Olasıdır ki, Cumhurbaşkanlığı yarışı beklentilerin aksine “komik” geçecek, “komik” bir şekilde sonuçlanacak.

Senaristler komediyi iki realite arasındaki büyük boşluk olarak tarif ederler, herkes seçim startını, seçim sürecini ve sonuçlarını bu tarifi düşünerek takip etsin.

Azametli konsesüs, terör eylemleri haricinde dişe dokunur bir karşı hamle bile gerçekleştiremeyecek gibi görünüyor.

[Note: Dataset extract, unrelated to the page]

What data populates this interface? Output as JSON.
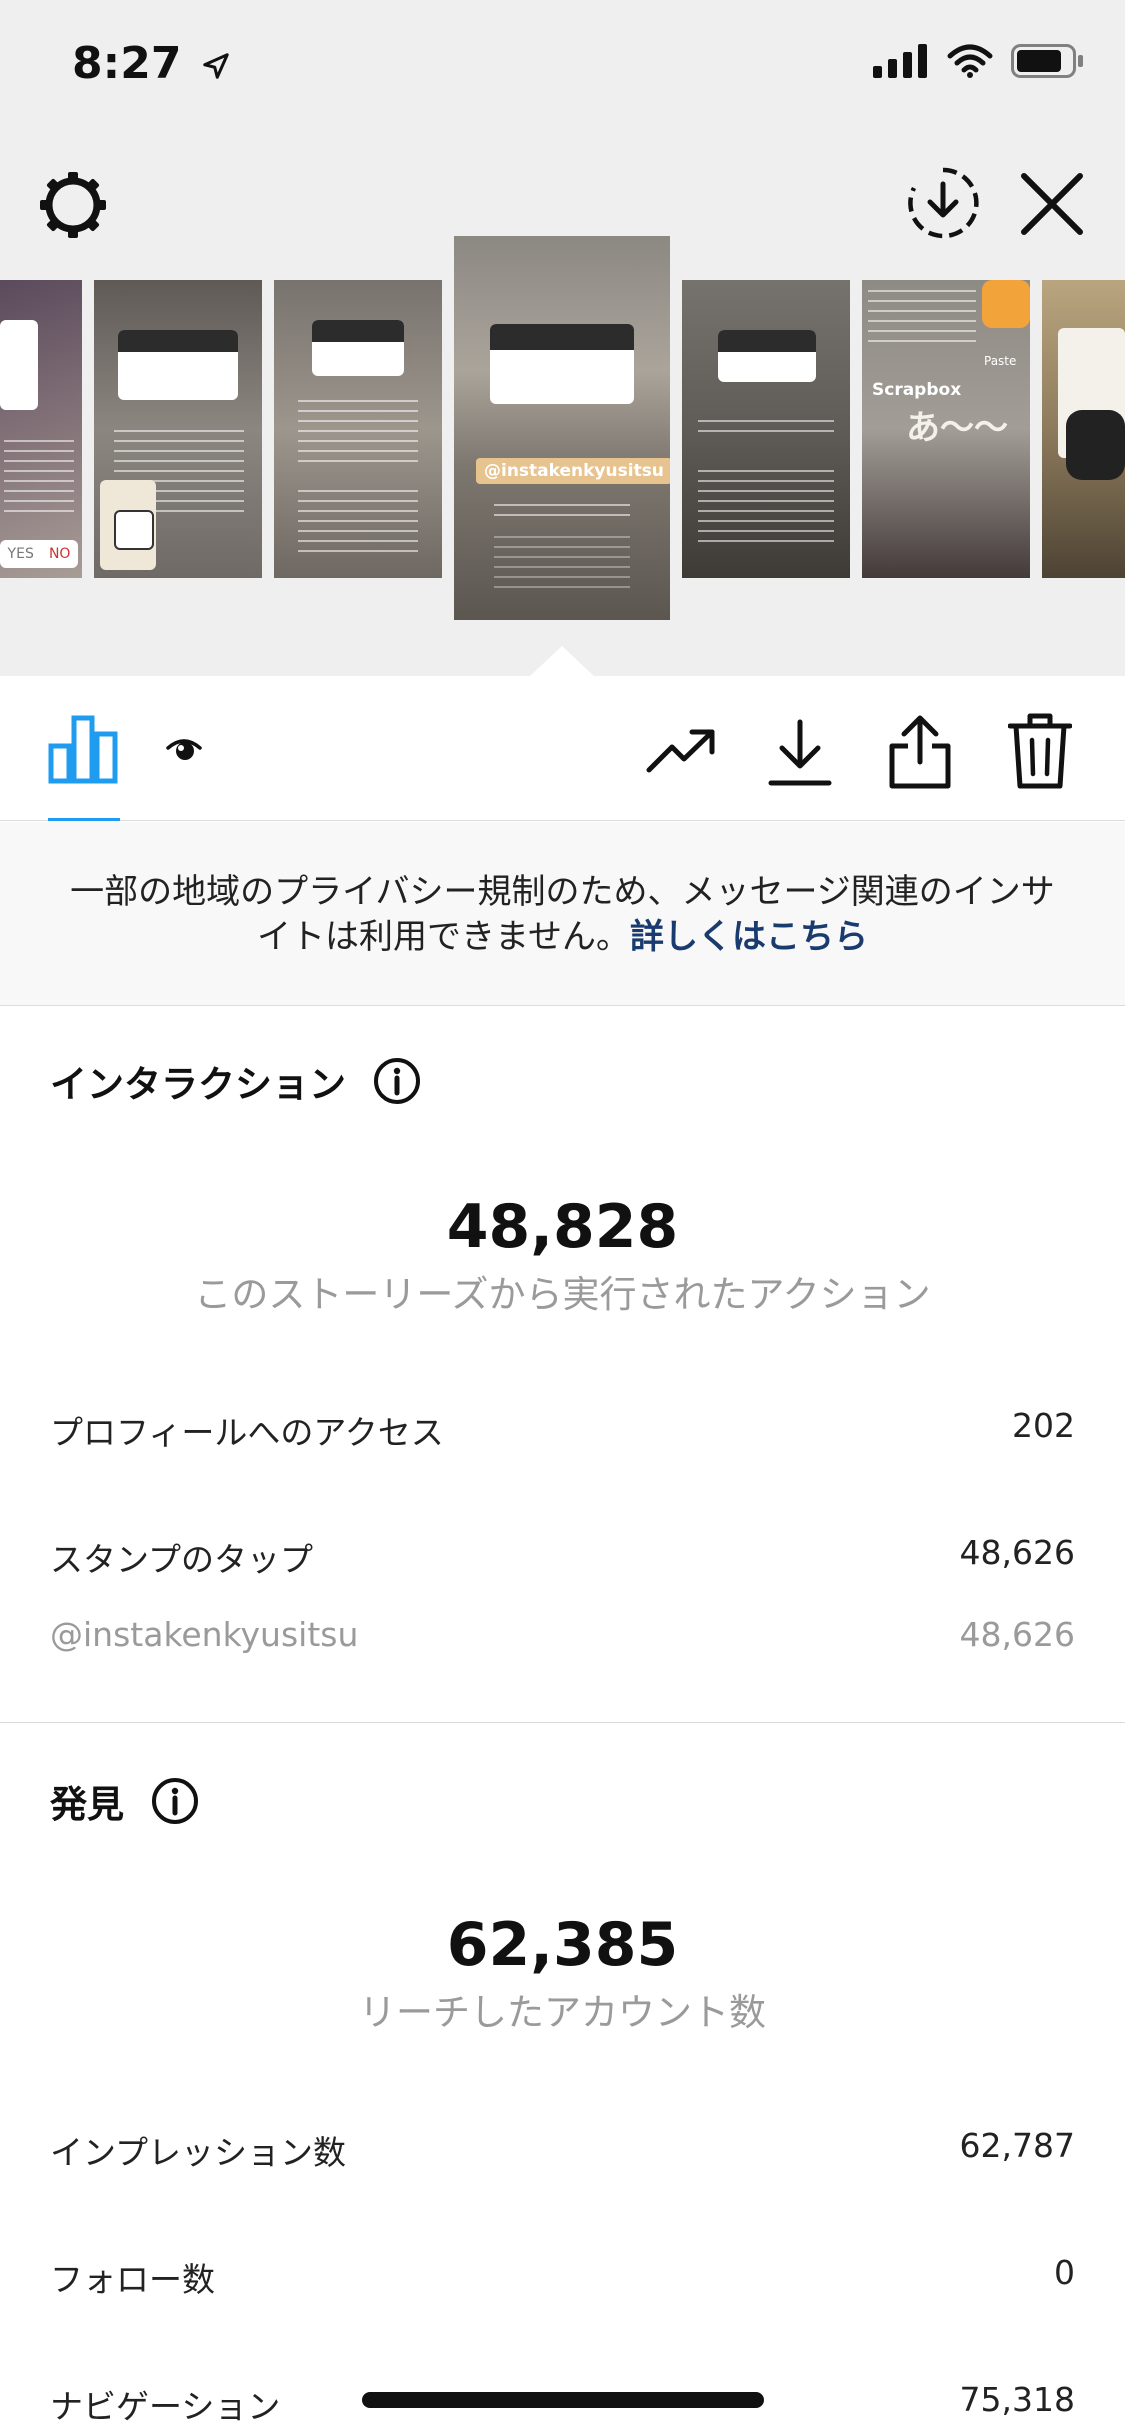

Ancak ya IŞİD, Ya DHKP_C ya da PKK içi muhalif unsurların harekete geçirilmesi, büyük metropollerde kamuoyunu derinden sarsacak patlamaların olması vb. şeklinde ‘iş görebilecek’ bu tarz komplolar kaldı, diğerlerinin tamamı hükmen mağluplar, mindere bile çıkamayacak ya da etkisinin olmayacağı bizzat planlayıcıları tarafında teslim edilecek. Onlar, 17 Aralık 2013 sürecinde kendi elleriyle ve akılsızca çoğu kurşunlarını kullandılar, geride kalanlarının da içini boşalttılar.

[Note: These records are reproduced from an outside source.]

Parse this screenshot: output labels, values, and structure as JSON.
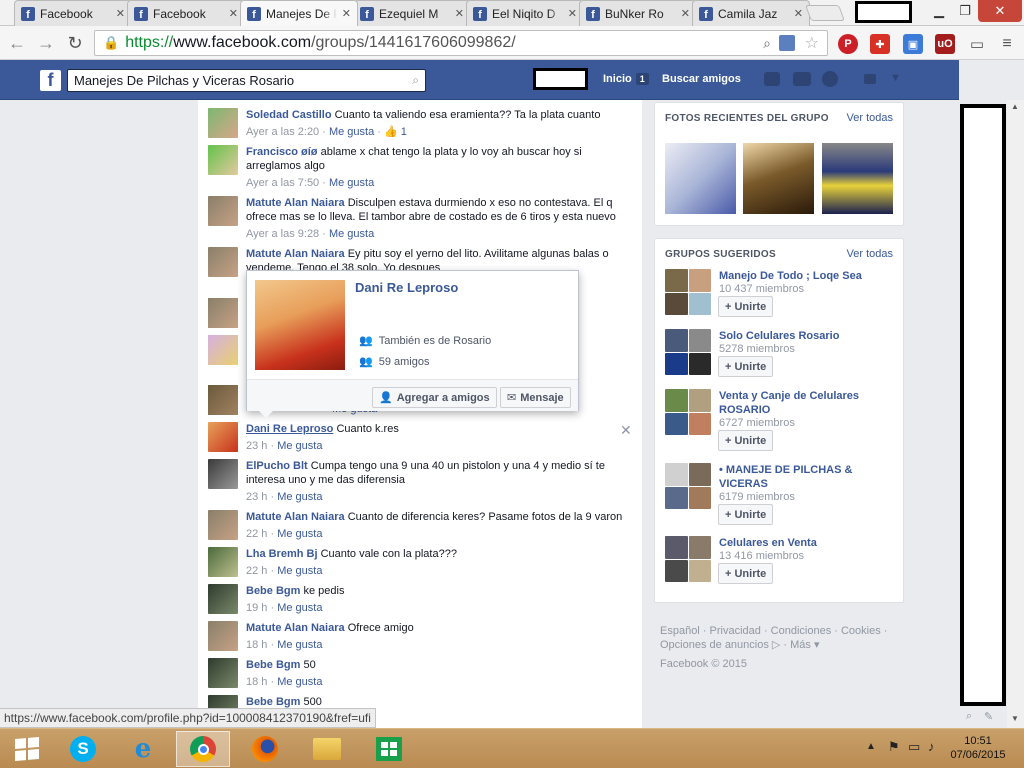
{
  "tabs": [
    {
      "label": "Facebook"
    },
    {
      "label": "Facebook"
    },
    {
      "label": "Manejes De Pilchas"
    },
    {
      "label": "Ezequiel M"
    },
    {
      "label": "Eel Niqito D"
    },
    {
      "label": "BuNker Ro"
    },
    {
      "label": "Camila Jaz"
    }
  ],
  "address": {
    "https": "https://",
    "host": "www.facebook.com",
    "path": "/groups/1441617606099862/"
  },
  "fb": {
    "search_value": "Manejes De Pilchas y Viceras Rosario",
    "home_label": "Inicio",
    "home_badge": "1",
    "find_friends_label": "Buscar amigos"
  },
  "comments": [
    {
      "author": "Soledad Castillo",
      "text": "Cuanto ta valiendo esa eramienta?? Ta la plata cuanto",
      "time": "Ayer a las 2:20",
      "like": "Me gusta",
      "likes": "1"
    },
    {
      "author": "Francisco øíø",
      "text": "ablame x chat tengo la plata y lo voy ah buscar hoy si arreglamos algo",
      "time": "Ayer a las 7:50",
      "like": "Me gusta"
    },
    {
      "author": "Matute Alan Naiara",
      "text": "Disculpen estava durmiendo x eso no contestava. El q ofrece mas se lo lleva. El tambor abre de costado es de 6 tiros y esta nuevo",
      "time": "Ayer a las 9:28",
      "like": "Me gusta"
    },
    {
      "author": "Matute Alan Naiara",
      "text": "Ey pitu soy el yerno del lito. Avilitame algunas balas o vendeme. Tengo el 38 solo. Yo despues"
    },
    {
      "author": "Dani Re Leproso",
      "text": "Cuanto k.res",
      "time": "23 h",
      "like": "Me gusta"
    },
    {
      "author": "ElPucho Blt",
      "text": "Cumpa tengo una 9 una 40 un pistolon y una 4 y medio sí te interesa uno y me das diferensia",
      "time": "23 h",
      "like": "Me gusta"
    },
    {
      "author": "Matute Alan Naiara",
      "text": "Cuanto de diferencia keres? Pasame fotos de la 9 varon",
      "time": "22 h",
      "like": "Me gusta"
    },
    {
      "author": "Lha Bremh Bj",
      "text": "Cuanto vale con la plata???",
      "time": "22 h",
      "like": "Me gusta"
    },
    {
      "author": "Bebe Bgm",
      "text": "ke pedis",
      "time": "19 h",
      "like": "Me gusta"
    },
    {
      "author": "Matute Alan Naiara",
      "text": "Ofrece amigo",
      "time": "18 h",
      "like": "Me gusta"
    },
    {
      "author": "Bebe Bgm",
      "text": "50",
      "time": "18 h",
      "like": "Me gusta"
    },
    {
      "author": "Bebe Bgm",
      "text": "500"
    }
  ],
  "hidden_meta": {
    "like": "Me gusta"
  },
  "hovercard": {
    "name": "Dani Re Leproso",
    "info1": "También es de Rosario",
    "info2": "59 amigos",
    "add_friend": "Agregar a amigos",
    "message": "Mensaje"
  },
  "photos": {
    "title": "FOTOS RECIENTES DEL GRUPO",
    "see_all": "Ver todas"
  },
  "groups": {
    "title": "GRUPOS SUGERIDOS",
    "see_all": "Ver todas",
    "items": [
      {
        "name": "Manejo De Todo ; Loqe Sea",
        "members": "10 437 miembros",
        "join": "+ Unirte"
      },
      {
        "name": "Solo Celulares Rosario",
        "members": "5278 miembros",
        "join": "+ Unirte"
      },
      {
        "name": "Venta y Canje de Celulares ROSARIO",
        "members": "6727 miembros",
        "join": "+ Unirte"
      },
      {
        "name": "• MANEJE DE PILCHAS & VICERAS",
        "members": "6179 miembros",
        "join": "+ Unirte"
      },
      {
        "name": "Celulares en Venta",
        "members": "13 416 miembros",
        "join": "+ Unirte"
      }
    ]
  },
  "footer": {
    "line1": "Español · Privacidad · Condiciones · Cookies ·",
    "line2": "Opciones de anuncios ▷ · Más ▾",
    "copyright": "Facebook © 2015"
  },
  "status_url": "https://www.facebook.com/profile.php?id=100008412370190&fref=ufi",
  "clock": {
    "time": "10:51",
    "date": "07/06/2015"
  },
  "colors": {
    "fb_blue": "#3b5998",
    "link": "#3b5998",
    "meta": "#9197a3"
  }
}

Kurtarıcı olabilecek tek ve son hamle, Turgut Özal’a yaptıkları suikasta benzer bir suikast girişimidir. Yeni Türkiye kurucu önderini dürbünlü sniper ile vururlarsa Erdoğan’dan kurtulabilirler ama bu olayı 17 Aralık 2013 operasyonlarından önce yapmadıkları için fasit ve faşil bir operasyon olacaktır. Gözleri kararır ve akıl tutulması yaşar “işi” buraya taşırlarsa yeni Türkiye düzeni 10 yılda kat edeceği mesafeyi 6 ayda kat ederek daha hızlı inşa olur.

Kararı şimdiden kendileri versinler; yeni Türkiye yavaş yavaş mı yoksa ivedi bir şekilde mi inşa olması lehlerine olur?

Bazen abartılı bir kader örgücüsü çağrışımıyla, siyasal olayları müteal bir üslupla kamuoyuna sunmamız karşısında şaşkınlık yaşayanlar, yakın geçmişten yeterli sayıda retrospektif ipucu bulacaklar, bu yaklaşımların “yabana atılır” bir zemini olmadığını anlayacaklardır.

Cumhurbaşkanlığı seçimleri karşı-hamlesi de daha önce gerçekleşen olaylarda olduğu gibi “basit sorular” karşısında direnemeyecek.

Ergenekon “kapalı, soyut” yapısıyla yenildi. Cumhuriyet ve laiklik yürüyüşleri darbecilikle ve gericilikle eşleşti, kaybetti. Gezi süreci, siyasal bencillik ve haddini aşan yapısıyla saman alevi gibi söndü. Hizmet Hareketi ‘tüzel kişiliği’; ihanet, komploculuk ve gâvur savunuculuğu çaprazı nedeniyle balon gibi söndü.

Her biri “NEDEN?” sorusunun cevabını veremediği için bittiler.

“Neden Türkiye’nin demokratikleşme, normalleşme ve barış sürecini en azından yavaşlatan en ilerisiyle de geriye çeviren bir tutum içindesiniz, neden?”

Yeni Türkiye’yi tek başına bu soru inşa etti.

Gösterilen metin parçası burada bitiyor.